Quantum computers are inherently unreliable, but you can perform the same calculation multiple times and average the result / discard the outliers and it will still be faster than a classical computer.
Same thing like back when I was in grade school and teachers would say to not trust internet sources and make sure to look everything up in an physical book / encyclopedia because a book is more reliable. Like, yes, it is, but it also takes me 100x as long to look it up, so ultimately starting at Wikipedia is going to get me to the right answer faster, the vast majority of the time, even if it's not 100% accurate or reliable (this was nearer Wikipedia's original launch).
That works for pattern matching, but you don't want to do that for doing accurate calculations. There is no reason to average the AI run calculation of 12345 x 54321 because that can be done with a tiny calculator with a solar cell the size of a pencil eraser. Doing calculations like that multiple times adds up fast and will always be less reliable than just doing it right in the first place. Same with reporting historical facts.
There is a vslidation step that AI doesn't do.
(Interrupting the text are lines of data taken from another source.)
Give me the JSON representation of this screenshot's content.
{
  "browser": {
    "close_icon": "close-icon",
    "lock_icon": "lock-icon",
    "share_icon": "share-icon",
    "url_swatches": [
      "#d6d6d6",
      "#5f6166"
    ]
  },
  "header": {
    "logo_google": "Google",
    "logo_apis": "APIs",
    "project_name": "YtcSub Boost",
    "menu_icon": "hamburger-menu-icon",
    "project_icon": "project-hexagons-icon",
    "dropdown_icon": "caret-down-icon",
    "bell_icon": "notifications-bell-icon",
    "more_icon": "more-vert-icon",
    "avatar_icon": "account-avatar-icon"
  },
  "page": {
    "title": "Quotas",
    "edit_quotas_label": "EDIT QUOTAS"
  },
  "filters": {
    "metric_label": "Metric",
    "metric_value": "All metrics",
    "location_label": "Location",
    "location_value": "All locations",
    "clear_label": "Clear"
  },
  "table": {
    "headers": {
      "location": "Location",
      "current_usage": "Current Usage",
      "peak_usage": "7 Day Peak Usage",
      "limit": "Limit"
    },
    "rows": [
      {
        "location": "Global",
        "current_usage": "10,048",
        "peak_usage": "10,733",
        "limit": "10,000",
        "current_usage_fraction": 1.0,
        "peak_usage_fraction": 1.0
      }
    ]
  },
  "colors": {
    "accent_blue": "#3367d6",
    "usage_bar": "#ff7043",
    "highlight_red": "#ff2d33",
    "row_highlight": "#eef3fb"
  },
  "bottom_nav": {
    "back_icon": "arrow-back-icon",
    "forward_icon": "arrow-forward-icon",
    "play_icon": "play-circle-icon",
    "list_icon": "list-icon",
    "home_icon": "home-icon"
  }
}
If you feed it 1000 posts from unreliable sources like reddit or don't add even more context about whether the 'fact' is a joke, baseless rumor, or from a reliable source you get the current AI.
Yes, doing multiple calculations efficently and taking averages has a lot of uses, mainly in complex systems where this provides opportunities to test chaotic systems with wildly different starting states. There are a ton of great uses for AI!
But the AI that is being forced down our throats is worse than wikipedia because it averages content from ALL of reddit, facebook, and other massive sites where crackpots are given the same weight as informed individuals and there are no guardrails.
I agree.
I disagree. Those are not remotely the same problem. Both in how they're technically executed, and in what the user expects out of them.
No, it's just different. Is it wrong sometime? Yes. But it can also get you the right answer to a normal human question orders of magnitude faster than a series of traditional searches and documentation readings.
Does that information still need to be vetted afterwards? Yeah, but it's a lot easier to say "copilot, I'm looking at a crossover circuit and I've got one giant wire coil, three white rectangles and a capacitor, what is each of them doing and how kind of meter will I need to test them", then it is to individually search for each component and search for what type of meter you need to test them. Do you still need to verify that info after? Yeah, but it's a lot easier to verify once you know what to actually search for.
Basically any time one human query needs to synthesize information from multiple different sources, an AI search is going to be significantly faster.